Fases da obra
Os romances e o tempo
As três fases aqui propostas correspondem a diferentes momentos de “ocupação” do espaço e de relacionamento entre esse e o tempo histórico-ficcional na arquinarrativa alencariana. Os principais cenários dos romances foram localizados em mapas que distinguem as narrativas com enredo contemporâneo à época de sua publicação daquelas com ação no passado, de modo a permitir a visualização, em cada período, das relações entre espaço e tempo histórico do conjunto. Além dos mapas, cada parte traz um link que remete ao Google Maps.
Mapa 1
1856 a 1866 - de Cinco minutos ao último volume de As minas de prata
Nesta fase, destaca-se a centralidade do Rio de Janeiro, que concentra a ação de quatro romances (Cinco minutos, A viuvinha, Lucíola e Diva), todos com ação contemporânea à vida de Alencar. O guarani, romance histórico, cuja trama desenvolve-se mais de duzentos anos no passado, acontece fora da cidade, em uma zona de fronteira povoada de "índios bravios". As minas de prata, também com trama no início do século XVII, centraliza-se em Salvador da Bahia, como um duplo colonial do Rio de Janeiro. Finalmente, Iracema, com ação naquela mesma época distante, situa-se ainda mais ao norte, nas terras do Ceará, e representa um momento inaugural da brasilidade. Não por acaso, portanto, o autor foi colocá-la nas terras onde ele mesmo nascera.

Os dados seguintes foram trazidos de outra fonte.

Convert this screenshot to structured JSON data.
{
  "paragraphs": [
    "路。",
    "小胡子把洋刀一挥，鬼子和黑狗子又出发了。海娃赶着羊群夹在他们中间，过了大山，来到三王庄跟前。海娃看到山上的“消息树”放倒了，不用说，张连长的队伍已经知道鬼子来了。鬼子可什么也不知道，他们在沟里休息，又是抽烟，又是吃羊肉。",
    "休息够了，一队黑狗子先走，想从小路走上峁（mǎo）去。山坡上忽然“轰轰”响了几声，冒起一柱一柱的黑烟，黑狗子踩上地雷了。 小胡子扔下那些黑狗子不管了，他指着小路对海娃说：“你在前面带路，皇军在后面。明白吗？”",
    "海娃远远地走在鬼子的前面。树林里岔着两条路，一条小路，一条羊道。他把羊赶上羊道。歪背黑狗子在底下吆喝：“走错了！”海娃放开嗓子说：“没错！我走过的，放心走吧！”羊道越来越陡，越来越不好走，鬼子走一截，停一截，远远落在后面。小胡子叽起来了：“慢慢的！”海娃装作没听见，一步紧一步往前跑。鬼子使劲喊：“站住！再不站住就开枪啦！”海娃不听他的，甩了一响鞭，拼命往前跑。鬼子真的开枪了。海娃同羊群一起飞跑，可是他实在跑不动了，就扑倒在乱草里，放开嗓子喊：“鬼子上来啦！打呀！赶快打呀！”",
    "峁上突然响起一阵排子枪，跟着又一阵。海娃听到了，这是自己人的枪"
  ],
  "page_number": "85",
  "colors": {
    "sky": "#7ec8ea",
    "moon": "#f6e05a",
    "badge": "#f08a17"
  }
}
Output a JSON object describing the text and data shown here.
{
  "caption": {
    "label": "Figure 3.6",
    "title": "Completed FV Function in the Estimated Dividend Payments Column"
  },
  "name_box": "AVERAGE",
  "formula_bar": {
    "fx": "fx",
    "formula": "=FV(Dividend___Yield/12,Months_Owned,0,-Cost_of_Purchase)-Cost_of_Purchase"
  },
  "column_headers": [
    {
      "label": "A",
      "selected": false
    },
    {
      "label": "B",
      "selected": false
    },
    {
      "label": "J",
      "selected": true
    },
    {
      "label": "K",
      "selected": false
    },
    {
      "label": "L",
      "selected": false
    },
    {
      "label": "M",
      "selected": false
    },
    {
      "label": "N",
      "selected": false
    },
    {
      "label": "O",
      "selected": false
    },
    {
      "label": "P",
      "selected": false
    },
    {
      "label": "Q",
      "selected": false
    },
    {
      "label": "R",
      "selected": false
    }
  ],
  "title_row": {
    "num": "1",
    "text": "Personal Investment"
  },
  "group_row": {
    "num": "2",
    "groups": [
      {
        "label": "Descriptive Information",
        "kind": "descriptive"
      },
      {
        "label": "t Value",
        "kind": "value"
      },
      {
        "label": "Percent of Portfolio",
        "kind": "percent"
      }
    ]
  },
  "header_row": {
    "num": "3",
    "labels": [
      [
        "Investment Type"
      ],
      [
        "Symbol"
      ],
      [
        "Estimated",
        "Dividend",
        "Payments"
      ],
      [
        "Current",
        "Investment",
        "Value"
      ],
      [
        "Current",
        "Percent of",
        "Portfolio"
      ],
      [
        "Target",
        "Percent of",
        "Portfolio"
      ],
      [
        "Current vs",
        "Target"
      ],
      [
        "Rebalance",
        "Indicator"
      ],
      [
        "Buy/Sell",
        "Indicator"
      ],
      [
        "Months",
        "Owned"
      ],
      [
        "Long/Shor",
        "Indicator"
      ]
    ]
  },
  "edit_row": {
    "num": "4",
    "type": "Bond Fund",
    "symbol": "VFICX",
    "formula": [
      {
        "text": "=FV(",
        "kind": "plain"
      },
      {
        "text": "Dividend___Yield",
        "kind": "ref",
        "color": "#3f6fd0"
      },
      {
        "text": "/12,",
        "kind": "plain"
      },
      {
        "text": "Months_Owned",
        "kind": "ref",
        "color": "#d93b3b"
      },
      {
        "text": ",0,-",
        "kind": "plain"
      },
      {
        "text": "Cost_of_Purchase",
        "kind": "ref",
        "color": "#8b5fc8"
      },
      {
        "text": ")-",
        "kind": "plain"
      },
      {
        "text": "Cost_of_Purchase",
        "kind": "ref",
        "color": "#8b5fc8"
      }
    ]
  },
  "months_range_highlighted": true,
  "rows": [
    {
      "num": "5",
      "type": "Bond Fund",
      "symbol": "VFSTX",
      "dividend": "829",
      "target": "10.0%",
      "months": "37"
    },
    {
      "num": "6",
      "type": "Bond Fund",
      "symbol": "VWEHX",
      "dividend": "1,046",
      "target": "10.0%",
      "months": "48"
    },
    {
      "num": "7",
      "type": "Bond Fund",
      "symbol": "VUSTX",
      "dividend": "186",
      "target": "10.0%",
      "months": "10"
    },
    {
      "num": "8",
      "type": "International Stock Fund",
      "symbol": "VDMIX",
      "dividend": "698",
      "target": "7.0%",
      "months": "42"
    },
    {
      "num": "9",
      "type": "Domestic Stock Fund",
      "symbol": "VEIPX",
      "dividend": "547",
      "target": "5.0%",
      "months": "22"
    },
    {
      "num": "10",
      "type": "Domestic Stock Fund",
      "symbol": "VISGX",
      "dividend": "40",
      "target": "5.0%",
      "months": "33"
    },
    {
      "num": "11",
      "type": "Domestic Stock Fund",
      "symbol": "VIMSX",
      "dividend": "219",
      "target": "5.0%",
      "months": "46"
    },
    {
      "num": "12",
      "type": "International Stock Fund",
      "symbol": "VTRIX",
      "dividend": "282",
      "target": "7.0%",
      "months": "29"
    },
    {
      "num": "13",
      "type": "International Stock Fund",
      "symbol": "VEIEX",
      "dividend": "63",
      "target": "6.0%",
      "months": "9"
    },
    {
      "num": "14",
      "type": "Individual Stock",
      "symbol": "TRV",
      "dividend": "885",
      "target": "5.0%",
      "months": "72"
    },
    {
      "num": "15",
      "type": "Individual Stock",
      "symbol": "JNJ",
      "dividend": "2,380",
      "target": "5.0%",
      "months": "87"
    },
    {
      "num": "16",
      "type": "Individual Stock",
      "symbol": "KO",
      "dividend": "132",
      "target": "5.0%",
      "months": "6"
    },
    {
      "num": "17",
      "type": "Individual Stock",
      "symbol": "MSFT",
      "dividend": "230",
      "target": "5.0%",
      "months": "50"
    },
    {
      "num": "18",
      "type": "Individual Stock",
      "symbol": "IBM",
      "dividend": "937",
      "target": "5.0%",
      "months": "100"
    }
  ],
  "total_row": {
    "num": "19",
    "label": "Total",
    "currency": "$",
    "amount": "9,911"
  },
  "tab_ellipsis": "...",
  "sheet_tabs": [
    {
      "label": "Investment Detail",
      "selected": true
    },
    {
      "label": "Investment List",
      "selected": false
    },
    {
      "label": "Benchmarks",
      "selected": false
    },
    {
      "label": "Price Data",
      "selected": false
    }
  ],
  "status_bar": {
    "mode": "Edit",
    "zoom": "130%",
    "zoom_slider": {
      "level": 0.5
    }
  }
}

Observa-se, nessa etapa da obra alencariana, uma clara organização espaço-temporal. O Rio de Janeiro, porta de entrada das novidades europeias, corresponde ao momento presente, o século XIX do escritor. As demais localidades, a um tempo recuado, quando o país em gestação começava a viver mais fortemente os confrontos entre os povos nativos e os invasores.
Mapa 2
1870 a 1873 - de O gaúcho ao segundo volume de Guerra dos mascates
Há, nesse conjunto, dois romances com enredo contemporâneo ao período em que Alencar escreve, ambos com a ação principal situada no Rio de Janeiro (A pata da gazela e Sonhos d'ouro); um romance histórico cuja ação se passa no início do século XVIII, em Pernambuco (o primeiro volume de Guerra dos mascates); finalmente, todo o conjunto ficcional que o escritor apresenta em "Bênção paterna" como criações centradas em locais “onde não se propaga com rapidez a luz da civilização” (O gaúcho, O tronco do ipê e Til), narrativas situadas no Sudeste e no Sul do país, com trama em um passado intermediário, entre quarenta e cinco e vinte anos antes da publicação de cada um deles.
Mais uma vez, nesse grupo, o afastamento geográfico em relação à corte corresponde a um mergulho no passado. Olhados em conjunto, os livros dessa fase parecem completar um círculo: partem do Rio no tempo presente, passam por regiões do interior brasileiro em uma época não muito remota, com uma escapada ao passado colonial em um lugar ainda mais distante, no Nordeste, para finalmente retornarem à Corte em um presente profundamente marcado pela urgência e pelas novidades.
Mapa 3
!873 a 1877 - de Alfarrábios a Encarnação
Até então, a capital do Império aparecera como a terra da atualidade, com o escritor a direcionar a outras plagas suas incursões ao passado. Ubirajara, com ação nos tempos pré-cabralinos e nas distantes terras entre os rios Araguaia e Tocantins, além do segundo volume de Guerra dos mascates e de O sertanejo, situados ambos no Pernambuco do século XVIII, mantêm o mesmo esquema espaço-temporal das fases anteriores. O mesmo acontece com Senhora e o póstumo Encarnação , centrados no Rio de Janeiro e no tempo presente do escritor. Alfarrábios, contudo, veio inovar essa prática. A coletânea de narrativas acontecidas no Brasil Colônia, situa uma delas em Olinda ("A alma do lázaro"), mas as outras duas ("O garatuja" e "O ermitão da Glória") acontecem principalmente no Rio de Janeiro.
Ao ter seu passado recuperado pela ficção, o Rio torna-se como um fractal do país, a encenar nos limites de sua geografia movimentos históricos mais amplos. Com a chegada de Alfarrabios, apenas a capital do Império passa a percorrer, na ficção alencariana, praticamente todos os momentos desde que os portugueses chegaram ao país novo, como se a cidade fosse uma representação de todo o país.